The fact that the version hashes differ between platforms in the samples at T298520#7835852 is suspect. Perhaps there's some poisoning the cache where some of the data is e.g. indirectly altered by MobileFrontend for m-dot only and then ending up served on the other end and then oscilating based on who wins the race each time its memcached key expires, or based on which server we reach and which platform filled the apcu key first.

w/krinkle.php
<?php
define( 'MW_NO_SESSION', 1 );
require_once __DIR__ . '/../multiversion/MWMultiVersion.php';
require MWMultiVersion::getMediaWiki( 'includes/WebStart.php' );
$ctx = ResourceLoaderContext::newDummyContext();
echo json_encode( ChangesListSpecialPage::getRcFiltersConfigSummary($ctx), JSON_PRETTY_PRINT);
echo "\n";

I served this from mwdebug1002 on test.wikipedia and test.m.wikipedia, and did not find a difference in its response. However, I did find a smoking gun:

{
    "RCFiltersChangeTags": [
        {
            "name": "twinkle",
            "labelMsg": true,
            "label": "(tag-twinkle)",
            "descriptionMsg": true,
            "description": "(tag-twinkle-description)",
            "cssClass": "mw-tag-twinkle",
            "hits": "6245"
        },
        {
            "name": "mobile web edit",
            "labelMsg": true,
            "label": "(tag-mobile web edit)",
            "descriptionMsg": true,
            "description": "(tag-mobile web edit-description)",
            "cssClass": "mw-tag-mobile_web_edit",
            "hits": "6208"
        },
        ..
    ]
    "StructuredChangeFiltersEditWatchlistUrl": "/wiki/Special:EditWatchlist"
}

The hitcounter is included in the data from the versionCallback.
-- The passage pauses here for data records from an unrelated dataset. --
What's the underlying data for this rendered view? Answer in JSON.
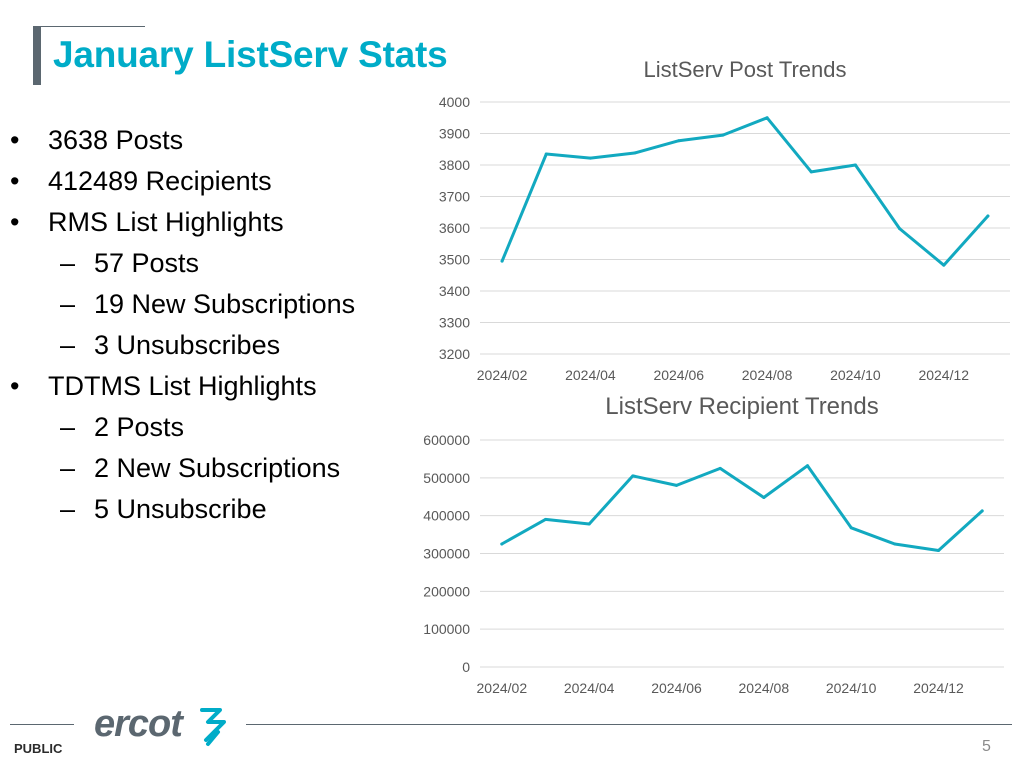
{
  "slide": {
    "title": "January ListServ Stats",
    "footer_label": "PUBLIC",
    "page_number": "5",
    "logo_text": "ercot"
  },
  "bullets": [
    {
      "level": 0,
      "marker": "•",
      "text": "3638 Posts"
    },
    {
      "level": 0,
      "marker": "•",
      "text": "412489 Recipients"
    },
    {
      "level": 0,
      "marker": "•",
      "text": "RMS List Highlights"
    },
    {
      "level": 1,
      "marker": "–",
      "text": "57 Posts"
    },
    {
      "level": 1,
      "marker": "–",
      "text": "19 New Subscriptions"
    },
    {
      "level": 1,
      "marker": "–",
      "text": "3 Unsubscribes"
    },
    {
      "level": 0,
      "marker": "•",
      "text": "TDTMS List Highlights"
    },
    {
      "level": 1,
      "marker": "–",
      "text": "2 Posts"
    },
    {
      "level": 1,
      "marker": "–",
      "text": "2 New Subscriptions"
    },
    {
      "level": 1,
      "marker": "–",
      "text": "5 Unsubscribe"
    }
  ],
  "colors": {
    "title": "#00acc8",
    "line": "#12a9c0",
    "gridline": "#d9d9d9",
    "axis_text": "#595959",
    "footer_rule": "#5b6770"
  },
  "chart_data": [
    {
      "type": "line",
      "title": "ListServ Post Trends",
      "x": [
        "2024/02",
        "2024/03",
        "2024/04",
        "2024/05",
        "2024/06",
        "2024/07",
        "2024/08",
        "2024/09",
        "2024/10",
        "2024/11",
        "2024/12",
        "2025/01"
      ],
      "x_tick_labels": [
        "2024/02",
        "2024/04",
        "2024/06",
        "2024/08",
        "2024/10",
        "2024/12"
      ],
      "values": [
        3495,
        3835,
        3822,
        3838,
        3877,
        3895,
        3950,
        3778,
        3800,
        3598,
        3482,
        3638
      ],
      "ylim": [
        3200,
        4000
      ],
      "yticks": [
        3200,
        3300,
        3400,
        3500,
        3600,
        3700,
        3800,
        3900,
        4000
      ],
      "grid": true,
      "legend": "none"
    },
    {
      "type": "line",
      "title": "ListServ Recipient Trends",
      "x": [
        "2024/02",
        "2024/03",
        "2024/04",
        "2024/05",
        "2024/06",
        "2024/07",
        "2024/08",
        "2024/09",
        "2024/10",
        "2024/11",
        "2024/12",
        "2025/01"
      ],
      "x_tick_labels": [
        "2024/02",
        "2024/04",
        "2024/06",
        "2024/08",
        "2024/10",
        "2024/12"
      ],
      "values": [
        325000,
        390000,
        378000,
        505000,
        480000,
        525000,
        448000,
        532000,
        368000,
        325000,
        308000,
        412489
      ],
      "ylim": [
        0,
        600000
      ],
      "yticks": [
        0,
        100000,
        200000,
        300000,
        400000,
        500000,
        600000
      ],
      "grid": true,
      "legend": "none"
    }
  ]
}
That seems rather problematic as that's constantly in flux. Passing back to @kostajh to assess if and where hits is needed. E.g. maybe it's unused, or only used server-side, or we can process whatever the client needs and then make it so that it's only used server-side.

Change 777841 had a related patch set uploaded (by Krinkle; author: Krinkle):

[mediawiki/core@master] [WIP] changetags: Fix mediawiki.rcfilters.filters.ui version churn

https://gerrit.wikimedia.org/r/777841

I am pretty sure that the "hits" value is unused. At one point the list would be sorted by the hit count (this was removed in rMWb6f412ea2a9e: RCFilters: Don't call ChangeTags::tagUsageStatistics() for now), which explains why it's there, but the actual value is not used and it seems that it has never been used (or at least I couldn't find any commits that used it). I think we should remove it.

Change 777841 merged by jenkins-bot:

[mediawiki/core@master] changetags: Remove "hits" key from exported RCFilters module data

https://gerrit.wikimedia.org/r/777841

Monitoring confirms that our INM satisfaction ratio has recovered and is now well-above the threshold for a heatlthy state:

https://grafana.wikimedia.org/d/000000402/resourceloader-alerts?orgId=1&from=1651712400000&to=1651930200000

Screenshot 2022-05-07 at 15.36.22.png (682×897 px, 72 KB)

I've also confirmed anecdotally that running rlstartupdiff.php at 15min intervals for two hours yielded no results that would indicate cache churn, and indeed no module version changes at all during this time frame today.